Newbie question: writing a rails app to use my university's SIB services

[pitosalas]

I'm having a hard time understanding how to connect the bits and pieces to make this work, although according to my IT people it should be 'simple'. So I have some questions:

1. As I am deploying to Heroku I can't really run a separate shib sp, so my understanding is that therefore I should use the rack-saml gem here. Is this correct?

2. According to my it guy all I need to do is to provide him with the 'saml metadata' which is an xml file. I am not clear where to get that.

3. Best would be if you could point me at a simple/complete example doing something similar, which is a rails app that uses shib for authentication. (I don't even require using oauth2 if that is an unnecessary complication...)

Any help would be greatly appreciated!!

[toyokazu]

Sorry to be late reply. I would like to answer quickly.

1. As I am deploying to Heroku I can't really run a separate shib sp, so my understanding is that therefore I should use the rack-saml gem here. Is this correct?

Yes, you are right.

2. According to my it guy all I need to do is to provide him with the 'saml metadata' which is an xml file. I am not clear where to get that.

As default, it can be downloaded from rack-saml enabled SP URL (http://target_host/Shibboleth.sso/Metadata).

3. Best would be if you could point me at a simple/complete example doing something similar, which is a rails app that uses shib for authentication. (I don't even require using oauth2 if that is an unnecessary complication...)

You can also use ruby-saml directly for your application. rack-saml just uses ruby-saml to handle SAML request/response. While there may be the other options, I am currently not sure.

Current rack-saml is not compatible with latest ruby-saml as indicated by the following pull request.

https://github.com/toyokazu/rack-saml/pull/9

I would like to fix it. Please wait for a moment.

[tadas-s]

It's an old post but I'd like to add something for those who'll bump into this:

rack-saml will probably not work for you to provide sign-in via university Sibboleth IDP because of this:

Current implementation supports only Onelogin SAML assertion handler. It does not support to sign AuthnRequest and encrypt Response.

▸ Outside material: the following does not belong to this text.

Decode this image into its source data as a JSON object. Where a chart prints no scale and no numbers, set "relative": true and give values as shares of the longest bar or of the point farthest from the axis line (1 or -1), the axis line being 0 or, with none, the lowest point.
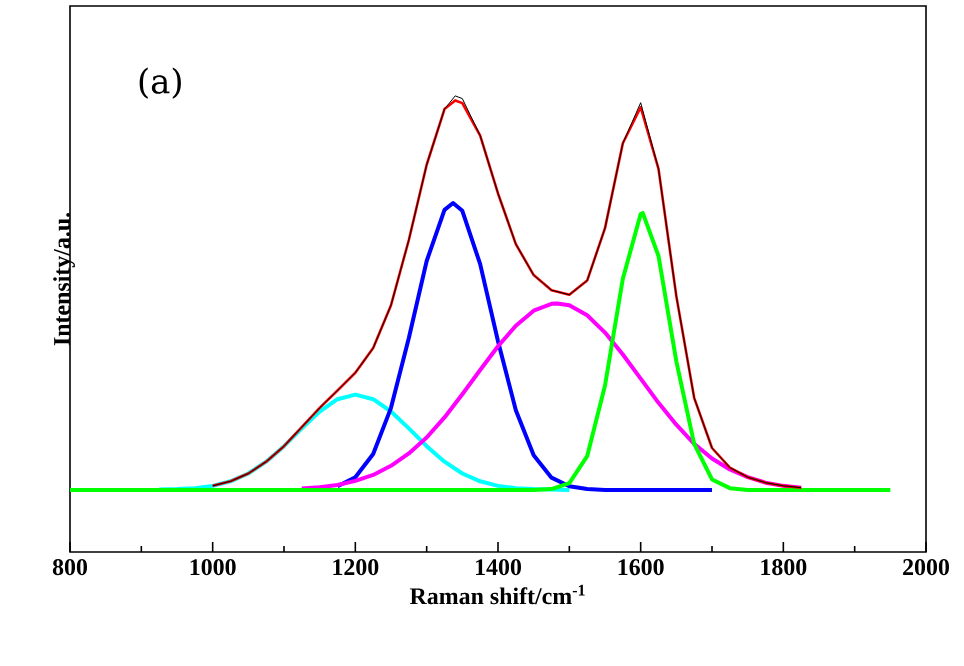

So thus, the assertion encription function should be disabled at IdP side for rack-saml SPs.

Due to privacy and security concerns most university IDPs require SP to support encrypted responses. This is definitely the case with http://testshib.org and http://www.ukfederation.org.uk .

[toyokazu]

Sorry to be late reply. Yes. You are right. Currently, rack-saml can be used for the SPs which does not require nervous attributes, for example, a SP just requires organization name like electric journal service :)

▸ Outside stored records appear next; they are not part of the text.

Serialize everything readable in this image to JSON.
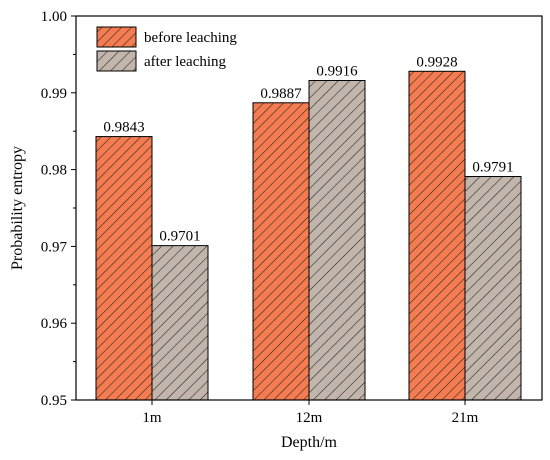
{
  "chart_data": {
    "type": "bar",
    "title": "",
    "xlabel": "Depth/m",
    "ylabel": "Probability entropy",
    "categories": [
      "1m",
      "12m",
      "21m"
    ],
    "ylim": [
      0.95,
      1.0
    ],
    "yticks": [
      0.95,
      0.96,
      0.97,
      0.98,
      0.99,
      1.0
    ],
    "ytick_labels": [
      "0.95",
      "0.96",
      "0.97",
      "0.98",
      "0.99",
      "1.00"
    ],
    "series": [
      {
        "name": "before leaching",
        "values": [
          0.9843,
          0.9887,
          0.9928
        ],
        "labels": [
          "0.9843",
          "0.9887",
          "0.9928"
        ],
        "color": "#f47c50",
        "hatch": "dense diagonal"
      },
      {
        "name": "after leaching",
        "values": [
          0.9701,
          0.9916,
          0.9791
        ],
        "labels": [
          "0.9701",
          "0.9916",
          "0.9791"
        ],
        "color": "#c2b5ab",
        "hatch": "sparse diagonal"
      }
    ],
    "legend_position": "top-left",
    "grid": false
  }
}
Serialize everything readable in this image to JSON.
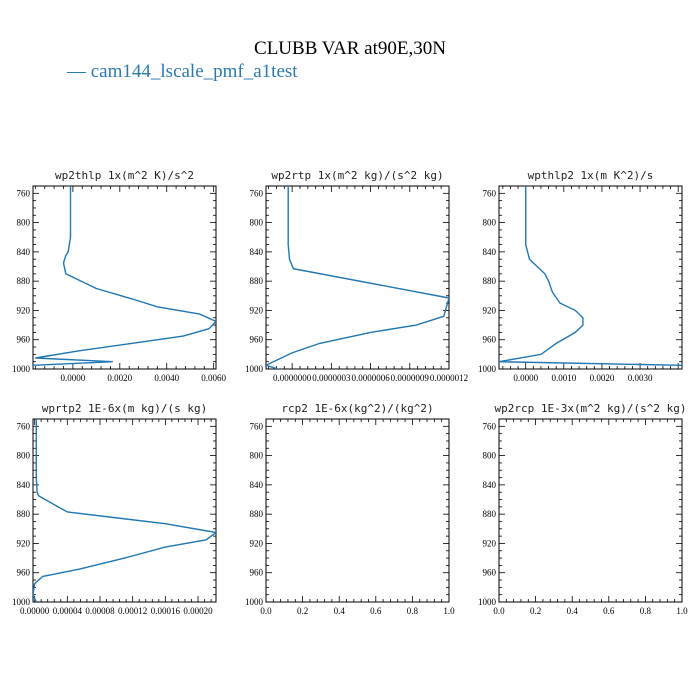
{
  "title": "CLUBB VAR at90E,30N",
  "legend": [
    {
      "label": "— cam144_lscale_pmf_a1test",
      "color": "#1f77b4"
    }
  ],
  "chart_data": [
    {
      "type": "line",
      "title": "wp2thlp  1x(m^2 K)/s^2",
      "xlim": [
        -0.0017,
        0.0061
      ],
      "ylim": [
        1000,
        750
      ],
      "xticks": [
        0.0,
        0.002,
        0.004,
        0.006
      ],
      "xtick_labels": [
        "0.0000",
        "0.0020",
        "0.0040",
        "0.0060"
      ],
      "yticks": [
        760,
        800,
        840,
        880,
        920,
        960,
        1000
      ],
      "series": [
        {
          "x": [
            -0.0001,
            -0.0001,
            -0.0001,
            -0.0001,
            -0.0002,
            -0.0003,
            -0.0004,
            -0.0003,
            0.001,
            0.0026,
            0.0036,
            0.0054,
            0.0061,
            0.0058,
            0.0047,
            0.0025,
            0.0003,
            -0.0016,
            0.0017,
            -0.0017
          ],
          "y": [
            750,
            780,
            800,
            820,
            840,
            845,
            855,
            870,
            890,
            905,
            915,
            925,
            935,
            945,
            955,
            965,
            975,
            985,
            990,
            995
          ]
        }
      ]
    },
    {
      "type": "line",
      "title": "wp2rtp  1x(m^2 kg)/(s^2 kg)",
      "xlim": [
        -2e-07,
        1.2e-06
      ],
      "ylim": [
        1000,
        750
      ],
      "xticks": [
        0.0,
        3e-07,
        6e-07,
        9e-07,
        1.2e-06
      ],
      "xtick_labels": [
        "0.0000000",
        "0.0000003",
        "0.0000006",
        "0.0000009",
        "0.0000012"
      ],
      "yticks": [
        760,
        800,
        840,
        880,
        920,
        960,
        1000
      ],
      "series": [
        {
          "x": [
            -3e-08,
            -3e-08,
            -3e-08,
            -2e-08,
            1e-08,
            1.2e-06,
            1.16e-06,
            9.5e-07,
            6e-07,
            2.1e-07,
            0.0,
            -2e-07,
            -1.1e-07
          ],
          "y": [
            750,
            800,
            830,
            850,
            863,
            903,
            928,
            940,
            950,
            965,
            978,
            995,
            1000
          ]
        }
      ]
    },
    {
      "type": "line",
      "title": "wpthlp2  1x(m K^2)/s",
      "xlim": [
        -0.0007,
        0.0041
      ],
      "ylim": [
        1000,
        750
      ],
      "xticks": [
        0.0,
        0.001,
        0.002,
        0.003
      ],
      "xtick_labels": [
        "0.0000",
        "0.0010",
        "0.0020",
        "0.0030"
      ],
      "yticks": [
        760,
        800,
        840,
        880,
        920,
        960,
        1000
      ],
      "series": [
        {
          "x": [
            0.0,
            0.0,
            0.0,
            0.0001,
            0.0005,
            0.0006,
            0.0007,
            0.0009,
            0.0013,
            0.0015,
            0.0015,
            0.0013,
            0.0008,
            0.0004,
            -0.0007,
            0.0041
          ],
          "y": [
            750,
            800,
            830,
            850,
            870,
            880,
            895,
            910,
            920,
            930,
            940,
            950,
            965,
            980,
            990,
            995
          ]
        }
      ]
    },
    {
      "type": "line",
      "title": "wprtp2  1E-6x(m kg)/(s kg)",
      "xlim": [
        -2e-06,
        0.000222
      ],
      "ylim": [
        1000,
        750
      ],
      "xticks": [
        0.0,
        4e-05,
        8e-05,
        0.00012,
        0.00016,
        0.0002
      ],
      "xtick_labels": [
        "0.00000",
        "0.00004",
        "0.00008",
        "0.00012",
        "0.00016",
        "0.00020"
      ],
      "yticks": [
        760,
        800,
        840,
        880,
        920,
        960,
        1000
      ],
      "series": [
        {
          "x": [
            2e-06,
            2e-06,
            2e-06,
            3e-06,
            5e-06,
            4e-05,
            0.00016,
            0.000222,
            0.00021,
            0.00016,
            0.00011,
            5.5e-05,
            1e-05,
            0.0,
            -2e-06,
            2e-06
          ],
          "y": [
            750,
            800,
            830,
            850,
            855,
            877,
            893,
            905,
            915,
            925,
            940,
            955,
            965,
            975,
            990,
            1000
          ]
        }
      ]
    },
    {
      "type": "line",
      "title": "rcp2  1E-6x(kg^2)/(kg^2)",
      "xlim": [
        0,
        1
      ],
      "ylim": [
        1000,
        750
      ],
      "xticks": [
        0.0,
        0.2,
        0.4,
        0.6,
        0.8,
        1.0
      ],
      "xtick_labels": [
        "0.0",
        "0.2",
        "0.4",
        "0.6",
        "0.8",
        "1.0"
      ],
      "yticks": [
        760,
        800,
        840,
        880,
        920,
        960,
        1000
      ],
      "series": []
    },
    {
      "type": "line",
      "title": "wp2rcp  1E-3x(m^2 kg)/(s^2 kg)",
      "xlim": [
        0,
        1
      ],
      "ylim": [
        1000,
        750
      ],
      "xticks": [
        0.0,
        0.2,
        0.4,
        0.6,
        0.8,
        1.0
      ],
      "xtick_labels": [
        "0.0",
        "0.2",
        "0.4",
        "0.6",
        "0.8",
        "1.0"
      ],
      "yticks": [
        760,
        800,
        840,
        880,
        920,
        960,
        1000
      ],
      "series": []
    }
  ]
}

If many of you want use it with nervous attributes, encryption function must be implemented.

Currently, I can not have enough time for it, but if I receive many requests, I would like to ask colleagues to do it :)

[jasonheffner]

I see signed assertions in this branch from makerbot,

https://github.com/makerbot/rack-saml/tree/feature/signed-assertions

is there any progress on assertion encryption? since it appears OneLogin::RubySaml does supprt this ability now?

[toyokazu]

Hi,

Yes. Current version can encrypt assertion using OneLogin::Ruby::SAML function by @kerlin 's contribution. I think you can use it by specifying sp_cert and sp_key by configuration. If you cannot use it, please provide your feedback.

[jasonheffner]

Thanks @toyokazu I had missed that update. I might suggest updating the docs to remove that limitation then. That's excellent news and much appreciated.

[toyokazu]

Thank you for your comment. Unfortunately, I cannot have time to test the function by myself. If you already confirmed the assertion encryption function, please let me know. I'd like to update the document.

[webattitude]

Thanks @toyokazu I had missed that update. I might suggest updating the docs to remove that limitation then. That's excellent news and much appreciated.

Hi @jasonheffner, did you manage to have this working ?

[jasonheffner]

@webattitude I believe we had at the time, but then switched to handling authentication at the transport layer using apache as a proxy. It's just been too long to remember all the details.